🤖 AI Summary
This work addresses the distortion in large language model (LLM) benchmark evaluations, where strong performance often stems from familiarity with task formats rather than genuine reasoning capabilities. To mitigate this bias without requiring task-specific training data, the authors propose a two-stage test-time reinforcement learning alignment method: first aligning the model to the expected output format via a single example, then constructing a reward signal through majority voting to guide the model toward the benchmark’s underlying distribution. This approach, the first to apply test-time reinforcement learning for controlling task-format familiarity bias, significantly enhances base models’ zero-shot performance on domain benchmarks and narrows the gap with fine-tuned counterparts. The results suggest that much of the apparent gain from conventional fine-tuning is attributable to format familiarity rather than improved reasoning, enabling a more equitable assessment of a model’s true capabilities.
📝 Abstract
Direct evaluation of LLMs on benchmarks can be misleading because comparatively strong performance may reflect task familiarity rather than capability. The train-before-test approach controls for task familiarity by giving each model task-relevant training before evaluation, originally through supervised finetuning.

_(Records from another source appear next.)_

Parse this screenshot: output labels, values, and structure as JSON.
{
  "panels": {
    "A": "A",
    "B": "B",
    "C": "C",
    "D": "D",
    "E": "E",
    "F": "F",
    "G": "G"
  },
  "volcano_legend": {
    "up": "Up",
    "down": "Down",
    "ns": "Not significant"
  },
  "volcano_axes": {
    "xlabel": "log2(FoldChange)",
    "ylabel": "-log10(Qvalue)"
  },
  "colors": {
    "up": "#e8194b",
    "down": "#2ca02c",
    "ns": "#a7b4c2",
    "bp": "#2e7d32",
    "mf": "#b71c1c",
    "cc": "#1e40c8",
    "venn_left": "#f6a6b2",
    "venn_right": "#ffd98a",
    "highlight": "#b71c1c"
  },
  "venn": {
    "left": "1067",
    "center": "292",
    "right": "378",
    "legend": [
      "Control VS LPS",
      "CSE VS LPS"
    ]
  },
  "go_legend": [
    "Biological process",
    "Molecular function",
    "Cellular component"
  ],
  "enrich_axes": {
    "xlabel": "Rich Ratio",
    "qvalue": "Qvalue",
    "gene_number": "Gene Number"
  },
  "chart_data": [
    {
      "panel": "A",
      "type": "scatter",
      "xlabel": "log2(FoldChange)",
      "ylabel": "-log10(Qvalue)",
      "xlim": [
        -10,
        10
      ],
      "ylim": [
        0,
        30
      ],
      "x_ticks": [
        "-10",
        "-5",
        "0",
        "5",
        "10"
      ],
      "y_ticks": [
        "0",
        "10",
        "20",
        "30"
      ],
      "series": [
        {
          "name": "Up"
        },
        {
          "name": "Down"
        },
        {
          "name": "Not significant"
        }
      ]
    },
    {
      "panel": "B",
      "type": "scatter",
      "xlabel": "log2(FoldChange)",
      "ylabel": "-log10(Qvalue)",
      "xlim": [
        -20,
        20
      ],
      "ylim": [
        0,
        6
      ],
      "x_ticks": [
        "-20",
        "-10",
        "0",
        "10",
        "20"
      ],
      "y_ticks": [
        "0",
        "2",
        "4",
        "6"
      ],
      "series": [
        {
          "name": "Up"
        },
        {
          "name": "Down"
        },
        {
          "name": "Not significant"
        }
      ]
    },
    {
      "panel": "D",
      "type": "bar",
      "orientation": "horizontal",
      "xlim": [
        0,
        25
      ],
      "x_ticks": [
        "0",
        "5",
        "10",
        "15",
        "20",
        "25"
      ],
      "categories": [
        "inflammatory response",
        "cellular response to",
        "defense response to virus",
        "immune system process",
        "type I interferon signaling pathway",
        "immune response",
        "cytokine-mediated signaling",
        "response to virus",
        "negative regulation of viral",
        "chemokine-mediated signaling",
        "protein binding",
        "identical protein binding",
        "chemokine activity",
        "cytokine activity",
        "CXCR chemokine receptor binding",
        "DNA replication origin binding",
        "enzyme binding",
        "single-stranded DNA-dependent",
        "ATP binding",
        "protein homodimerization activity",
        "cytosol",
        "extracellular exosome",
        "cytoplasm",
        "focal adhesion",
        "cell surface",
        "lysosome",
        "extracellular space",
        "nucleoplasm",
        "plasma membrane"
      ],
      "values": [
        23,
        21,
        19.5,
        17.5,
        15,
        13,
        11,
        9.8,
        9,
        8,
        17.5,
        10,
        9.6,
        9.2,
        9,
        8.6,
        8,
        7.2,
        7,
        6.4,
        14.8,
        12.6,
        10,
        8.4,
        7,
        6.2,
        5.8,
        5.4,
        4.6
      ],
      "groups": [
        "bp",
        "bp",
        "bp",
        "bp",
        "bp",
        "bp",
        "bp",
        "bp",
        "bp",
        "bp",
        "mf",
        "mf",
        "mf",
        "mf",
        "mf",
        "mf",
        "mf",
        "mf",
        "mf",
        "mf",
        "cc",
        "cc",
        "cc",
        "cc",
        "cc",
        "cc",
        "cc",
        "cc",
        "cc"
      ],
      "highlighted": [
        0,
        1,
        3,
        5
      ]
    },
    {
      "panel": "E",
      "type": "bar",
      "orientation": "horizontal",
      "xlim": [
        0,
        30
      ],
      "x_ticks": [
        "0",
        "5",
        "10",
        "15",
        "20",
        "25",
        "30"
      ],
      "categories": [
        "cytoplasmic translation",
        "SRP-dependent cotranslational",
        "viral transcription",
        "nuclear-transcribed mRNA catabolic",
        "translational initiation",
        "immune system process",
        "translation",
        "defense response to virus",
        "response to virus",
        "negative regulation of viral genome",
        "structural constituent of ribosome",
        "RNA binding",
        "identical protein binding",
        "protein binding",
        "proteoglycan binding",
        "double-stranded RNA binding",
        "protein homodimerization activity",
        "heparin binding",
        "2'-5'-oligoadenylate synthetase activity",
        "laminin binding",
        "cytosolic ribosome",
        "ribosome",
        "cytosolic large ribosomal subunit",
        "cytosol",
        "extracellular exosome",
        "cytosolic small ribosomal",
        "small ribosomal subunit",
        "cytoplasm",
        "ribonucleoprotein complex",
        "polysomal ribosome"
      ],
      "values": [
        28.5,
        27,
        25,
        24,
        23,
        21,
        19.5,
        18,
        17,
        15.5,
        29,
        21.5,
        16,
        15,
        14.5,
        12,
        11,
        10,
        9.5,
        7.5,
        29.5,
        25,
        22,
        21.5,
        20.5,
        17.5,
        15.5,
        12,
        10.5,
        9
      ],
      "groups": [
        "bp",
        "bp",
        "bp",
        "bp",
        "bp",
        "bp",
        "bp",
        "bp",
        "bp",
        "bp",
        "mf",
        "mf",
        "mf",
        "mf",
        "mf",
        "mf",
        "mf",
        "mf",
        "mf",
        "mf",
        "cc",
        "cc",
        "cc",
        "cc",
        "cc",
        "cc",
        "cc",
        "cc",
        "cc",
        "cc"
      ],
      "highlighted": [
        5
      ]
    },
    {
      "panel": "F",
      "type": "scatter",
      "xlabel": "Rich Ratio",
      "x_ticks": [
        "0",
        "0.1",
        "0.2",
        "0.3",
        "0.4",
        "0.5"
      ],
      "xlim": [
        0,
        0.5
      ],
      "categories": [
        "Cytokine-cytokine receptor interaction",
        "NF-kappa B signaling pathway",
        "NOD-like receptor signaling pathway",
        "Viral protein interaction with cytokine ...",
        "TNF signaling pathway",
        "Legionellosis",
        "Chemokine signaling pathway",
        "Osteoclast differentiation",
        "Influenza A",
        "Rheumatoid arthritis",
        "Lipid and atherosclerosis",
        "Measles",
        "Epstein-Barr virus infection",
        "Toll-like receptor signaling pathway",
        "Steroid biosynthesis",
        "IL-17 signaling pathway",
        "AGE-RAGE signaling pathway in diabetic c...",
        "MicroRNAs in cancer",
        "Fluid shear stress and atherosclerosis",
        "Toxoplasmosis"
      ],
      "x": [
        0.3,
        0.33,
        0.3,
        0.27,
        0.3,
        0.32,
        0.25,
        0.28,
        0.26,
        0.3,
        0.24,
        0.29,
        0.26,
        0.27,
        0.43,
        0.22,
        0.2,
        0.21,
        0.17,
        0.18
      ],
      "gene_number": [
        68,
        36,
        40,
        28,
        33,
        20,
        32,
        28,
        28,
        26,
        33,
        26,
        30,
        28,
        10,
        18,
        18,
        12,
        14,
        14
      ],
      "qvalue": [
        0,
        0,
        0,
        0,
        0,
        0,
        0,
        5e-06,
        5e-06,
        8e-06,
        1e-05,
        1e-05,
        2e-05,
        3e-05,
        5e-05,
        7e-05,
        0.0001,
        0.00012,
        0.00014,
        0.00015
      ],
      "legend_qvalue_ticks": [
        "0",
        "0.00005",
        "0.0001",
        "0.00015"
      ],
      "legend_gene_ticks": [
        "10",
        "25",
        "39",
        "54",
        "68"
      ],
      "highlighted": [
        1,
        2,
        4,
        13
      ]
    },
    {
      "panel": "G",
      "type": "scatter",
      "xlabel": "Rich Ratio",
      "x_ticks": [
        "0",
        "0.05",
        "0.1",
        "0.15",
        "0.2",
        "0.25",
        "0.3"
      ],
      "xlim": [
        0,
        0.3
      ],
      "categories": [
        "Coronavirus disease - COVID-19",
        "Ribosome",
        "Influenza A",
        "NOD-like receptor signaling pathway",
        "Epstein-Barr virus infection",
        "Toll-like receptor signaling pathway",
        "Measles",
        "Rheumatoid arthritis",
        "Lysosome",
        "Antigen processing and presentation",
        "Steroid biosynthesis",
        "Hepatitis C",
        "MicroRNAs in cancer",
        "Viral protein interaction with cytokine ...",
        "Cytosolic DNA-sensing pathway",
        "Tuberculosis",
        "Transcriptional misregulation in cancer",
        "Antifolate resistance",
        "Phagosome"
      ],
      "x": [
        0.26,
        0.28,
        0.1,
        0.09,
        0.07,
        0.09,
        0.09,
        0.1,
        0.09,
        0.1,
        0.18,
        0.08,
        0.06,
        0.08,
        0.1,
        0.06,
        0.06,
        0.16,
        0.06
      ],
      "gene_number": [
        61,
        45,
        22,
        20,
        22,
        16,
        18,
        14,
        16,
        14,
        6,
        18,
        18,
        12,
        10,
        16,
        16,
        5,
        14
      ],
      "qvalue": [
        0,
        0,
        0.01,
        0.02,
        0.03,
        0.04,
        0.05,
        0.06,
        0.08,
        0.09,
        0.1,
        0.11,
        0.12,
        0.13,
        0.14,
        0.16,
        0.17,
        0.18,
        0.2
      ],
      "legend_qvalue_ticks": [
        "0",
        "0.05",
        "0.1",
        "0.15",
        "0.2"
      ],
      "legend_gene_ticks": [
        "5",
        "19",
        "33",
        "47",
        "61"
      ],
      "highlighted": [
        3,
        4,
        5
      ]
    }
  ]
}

However, suitable training data is often hard to come by, and evaluation results vary with the data chosen. In this paper, we propose a two-stage test-time reinforcement learning (RL) alignment method for train-before-test. First, RL with a single sample provides a first alignment of the model to the task format, and second, test-time RL with majority-voting reward aligns the model to the benchmark distribution. Our test-time RL alignment method aligns similarly well as SFT-based train-before test, but without requiring a task-specific training set. On a domain-specific benchmark without training data, we show that direct evaluation underestimates base models which perform substantially better once aligned, yielding a more faithful evaluation of their capabilities. Moreover, for reasoning tasks, the performance gap between fine-tuned models and their base models largely disappears after alignment, suggesting that many gains from RLVR/SFT reported in the literature are not a difference in reasoning capability, but rather artifacts of task familiarity.